If we teach people The New Heuristics, we will get lost in the Bog of Meaningless Discussions About Why These New Norms Do Not Apply To Me. This is a waste of time. From a good justification it logically follows whether something applies to you or not. Don’t discuss heuristics – discuss justifications.
‘Why’ questions come at different levels. Surface level ‘why’ questions are explicitly left to the researcher – no one else can answer them. Why are you collecting 50 participants in each group? Why are you aiming for 80% power? Why are you using an alpha level of 5%? Why are you using this prior when calculating a Bayes factor? Why are you assuming equal variances and using Student’s t-test instead of Welch’s t-test? Part of the problem I am addressing here is that we do not discuss which questions are up to the researcher, and which are questions on a deeper level that you can simply accept without needing to provide a justification in your paper. This makes it relatively easy for researchers to pretend some ‘why’ questions are on a deeper level, and can be assumed without having to be justified. A field needs a continuing discussion about what we expect researchers to justify in their papers (for example by developing improved and detailed reporting guidelines). This will be an interesting discussion to have. For now, let’s limit ourselves to surface level questions that were always left up to researchers to justify (even though some researchers might not know any better than using a heuristic). In the spirit of the name of this blog, let’s focus on 20% of the problems that will improve 80% of what we do.

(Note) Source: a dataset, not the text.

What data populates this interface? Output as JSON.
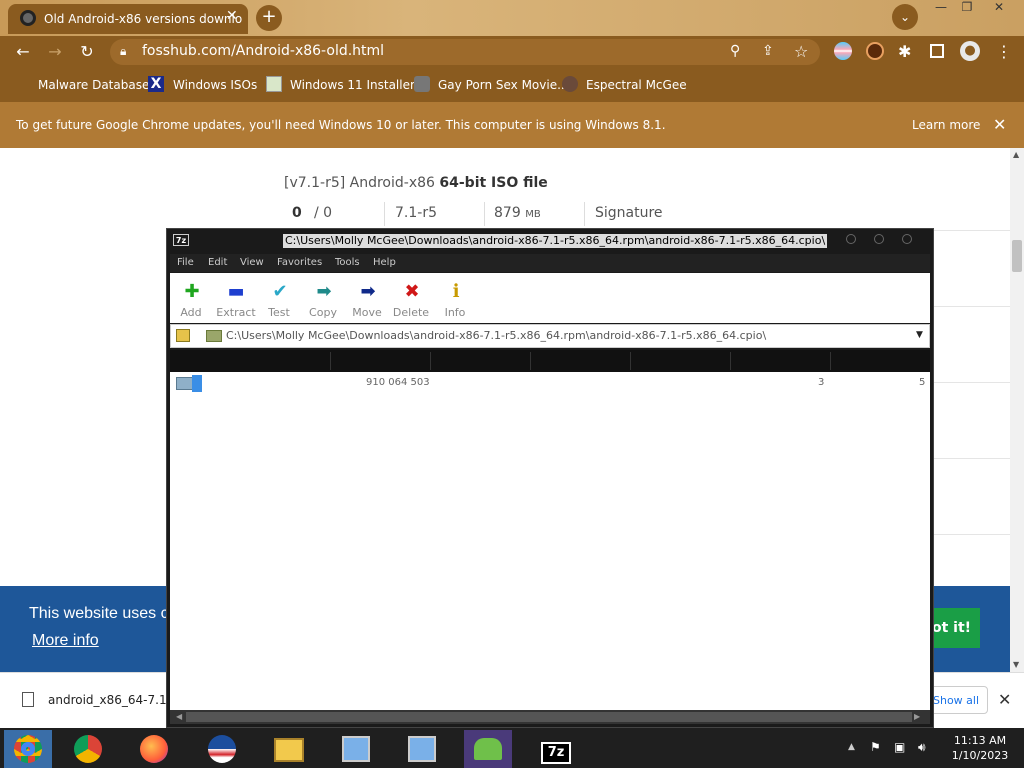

My new motto is ‘Justify Everything’ (it also works as a hashtag: #JustifyEverything). Your first response will be that this is not possible. You will think this is too much to ask. This is because you think that you will have to be able to justify everything. But that is not my view on good science. You do not have the time to learn enough to be able to justify all the choices you need to make when doing science. Instead, you could be working in a team of as many people as you need so that within your research team, there is someone who can give an answer if I ask you ‘Why?’. As a rule of thumb, a large enough research team in psychology has between 50 and 500 researchers, because that is how many people you need to make sure one of the researchers is able to justify why research teams in psychology need between 50 and 500 researchers.
Until we have transitioned into a more collaborative psychological science, we will be limited in how much and how well we can justify our decisions in our scientific articles. But we will be able to improve. Many journals are starting to require sample size justifications, which is a great example of what I am advocating for. Expert peer reviewers can help by pointing out where heuristics are used, but justifications are possible (preferably in open peer review, so that the entire community can learn). The internet makes it easier than ever before to ask other people for help and advice. And as with anything in a job as difficult as science, just get started. The #Justify20% hashtag will work just as well for now.